On October 18, two days before the 44th anniversary of President Richard Nixon’s infamous Saturday Night Massacre, NYU Law’s Brennan Center for Justice hosted “Lessons from Watergate for the Trump Era,” a discussion with two key figures involved in the events surrounding Nixon’s downfall.
Recent public discourse has made much of the parallels between the administrations of Nixon and President Donald Trump, including the appointment of a special prosecutor to investigate potential wrongdoing in the executive branch, the ousting of top Justice Department officials, and an often-adversarial commander-in-chief. “We believe that our systems of democracy, the systems by which we have stayed free for over two centuries, are badly broken, are corroded…. But this is not the only time in our country’s history when those systems have been at risk,” said Michael Waldman ’87, the Brennan Center’s president, in his introduction.
John Dean, Nixon’s White House counsel, was deeply involved in the Watergate cover-up before ultimately cooperating with investigators; his testimony before the US Senate Watergate Committee helped bring down numerous administration officials, including Nixon himself. He began his comments at the Brennan Center event with humor; noting a piano in the room, he said, “I only sing in front of Senate committees.”
Dean stressed both the parallels and contrasts between Nixon and Trump. Invoking the classification system of presidents’ worldviews created by political scientist James David Barber, Dean pointed out that both Nixon and Trump would be classified as “active-negatives,” presidents who, while aggressive in their powerful role, “don’t like and don’t have any self-satisfaction in the job they’re doing.” He added that such administrations “are typically failed presidencies.”
Elizabeth Holtzman, who served on the US House Judiciary Committee during the Nixon impeachment proceedings, said that she considered presidential character to be more determinative than personality. “I don’t know if President Trump can tell the difference between what’s true and what’s not true,” she said. “I don’t know how his mentation works. I don’t know what he can absorb.”
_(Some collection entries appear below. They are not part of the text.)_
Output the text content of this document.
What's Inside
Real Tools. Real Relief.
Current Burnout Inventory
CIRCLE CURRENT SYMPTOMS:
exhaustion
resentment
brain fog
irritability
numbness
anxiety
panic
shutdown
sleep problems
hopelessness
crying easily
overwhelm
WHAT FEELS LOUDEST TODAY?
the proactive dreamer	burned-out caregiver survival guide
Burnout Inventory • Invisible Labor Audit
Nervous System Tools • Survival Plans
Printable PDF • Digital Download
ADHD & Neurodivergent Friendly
Holtzman made an implicit parallel between the 1970s and now in describing how, despite a series of revelations about the Nixon administration’s bad acts, impeachment was not a serious option for Congress before the Saturday Night Massacre, when Nixon’s attempts to have Special Prosecutor Archibald Cox fired resulted in the resignations of both the attorney general and the deputy attorney general. “Maybe it’s because the public wasn’t demanding any movement, and the enormous and maybe a justifiable inertia not to move quickly or improvidently or imprudently on impeachment,” she said, asserting that when the public did react, so did legislators.
Echoing Holtzman’s point, Dean added, “The lesson is it takes an awful lot of inertia, it takes an awful lot of public attention, and it probably takes a triggering event to start an impeachment proceeding in modern times.”